For Office 2019, customers won’t get the full ten years of support and patches Microsoft promotes in their ‘Fixed Lifecycle Policy’.  Microsoft has arbitrarily reduced the Office 2019 support from ten years to seven years.

They announced this as an aside below news that Office 2019 would be for Windows 10 only.  Despite that not being a big surprise, most of the media headlined the ‘Win 10 only’ item and few mentioned the support cut back.  A nifty little PR trick by Microsoft.

Feature Gap

There’s a deliberate and growing feature gap between the subscription and perpetual licence versions of Office for Windows.

‘Perpetual Licence’ Office is essentially ‘fixed’ with no new or changed features while Office for subscribers get a flow of extras.
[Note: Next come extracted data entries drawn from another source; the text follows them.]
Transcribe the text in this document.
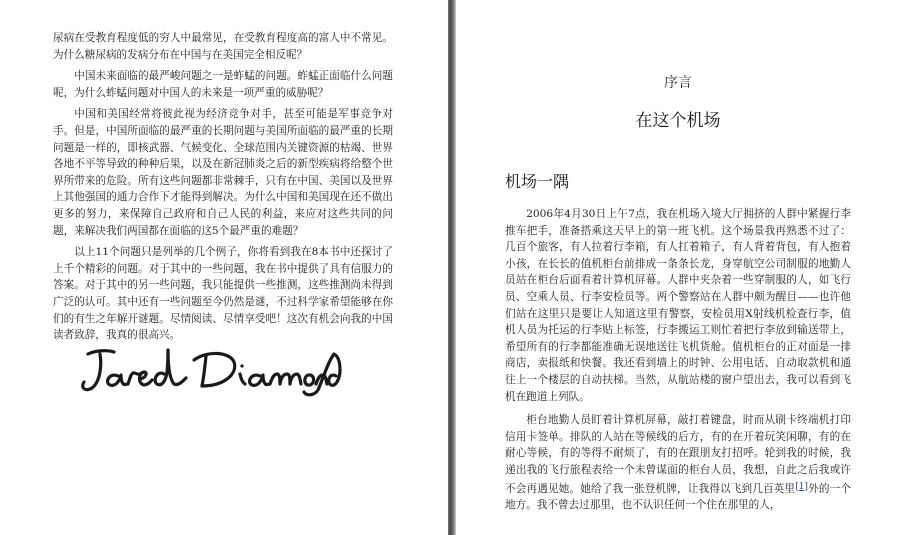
尿病在受教育程度低的穷人中最常见，在受教育程度高的富人中不常见。为什么糖尿病的发病分布在中国与在美国完全相反呢？

中国未来面临的最严峻问题之一是蚱蜢的问题。蚱蜢正面临什么问题呢，为什么蚱蜢问题对中国人的未来是一项严重的威胁呢？

中国和美国经常将彼此视为经济竞争对手，甚至可能是军事竞争对手。但是，中国所面临的最严重的长期问题与美国所面临的最严重的长期问题是一样的，即核武器、气候变化、全球范围内关键资源的枯竭、世界各地不平等导致的种种后果，以及在新冠肺炎之后的新型疾病将给整个世界所带来的危险。所有这些问题都非常棘手，只有在中国、美国以及世界上其他强国的通力合作下才能得到解决。为什么中国和美国现在还不做出更多的努力，来保障自己政府和自己人民的利益，来应对这些共同的问题，来解决我们两国都在面临的这5个最严重的难题？

以上11个问题只是列举的几个例子，你将看到我在8本书中还探讨了上千个精彩的问题。对于其中的一些问题，我在书中提供了具有信服力的答案。对于其中的另一些问题，我只能提供一些推测，这些推测尚未得到广泛的认可。其中还有一些问题至今仍然是谜，不过科学家希望能够在你们的有生之年解开谜题。尽情阅读、尽情享受吧！这次有机会向我的中国读者致辞，我真的很高兴。

序言
在这个机场
机场一隅

2006年4月30日上午7点，我在机场入境大厅拥挤的人群中紧握行李推车把手，准备搭乘这天早上的第一班飞机。这个场景我再熟悉不过了：几百个旅客，有人拉着行李箱，有人扛着箱子，有人背着背包，有人抱着小孩，在长长的值机柜台前排成一条条长龙，身穿航空公司制服的地勤人员站在柜台后面看着计算机屏幕。人群中夹杂着一些穿制服的人，如飞行员、空乘人员、行李安检员等。两个警察站在人群中颇为醒目——也许他们站在这里只是要让人知道这里有警察，安检员用X射线机检查行李，值机人员为托运的行李贴上标签，行李搬运工则忙着把行李放到输送带上，希望所有的行李都能准确无误地送往飞机货舱。值机柜台的正对面是一排商店，卖报纸和快餐。我还看到墙上的时钟、公用电话、自动取款机和通往上一个楼层的自动扶梯。当然，从航站楼的窗户望出去，我可以看到飞机在跑道上列队。

柜台地勤人员盯着计算机屏幕，敲打着键盘，时而从刷卡终端机打印信用卡签单。排队的人站在等候线的后方，有的在开着玩笑闲聊，有的在耐心等候，有的等得不耐烦了，有的在跟朋友打招呼。轮到我的时候，我递出我的飞行旅程表给一个未曾谋面的柜台人员，我想，自此之后我或许不会再遇见她。她给了我一张登机牌，让我得以飞到几百英里[1]外的一个地方。我不曾去过那里，也不认识任何一个住在那里的人，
Anyone with perpetual licence Office might be interested whenever they read about something ‘new’ in Office, only to discover they are missing out.  Microsoft hopes those customers will feel they are missing out and switch to annual payments.

The little things ….

That’s all the big differences, but there’s also little extras for Office 365 Personal/Home plans that can ‘tip the balance’ in favor of paying annually.  Extras like cloud storage, mail hosting and free global phone calls.

These ‘bonuses’ also link Office 365 customers into Microsoft’s online services, making it harder for people to switch away from MS Office and Windows in the future.

No Terabyte of cloud storage

Office 365 customers get a Terabyte of OneDrive storage.  Perpetual licences customers don’t get anything beyond the usual free allowance.

No Outlook.com Premium

Office 365 customers now get the ‘premium’ Outlook.com mail storage with 50GB of space and ad-free online interface.

No Skype

Office perpetual licence users don’t get 60 minutes a month of Skype call time.  Use that to call from your computer/device to standard phone numbers in many countries.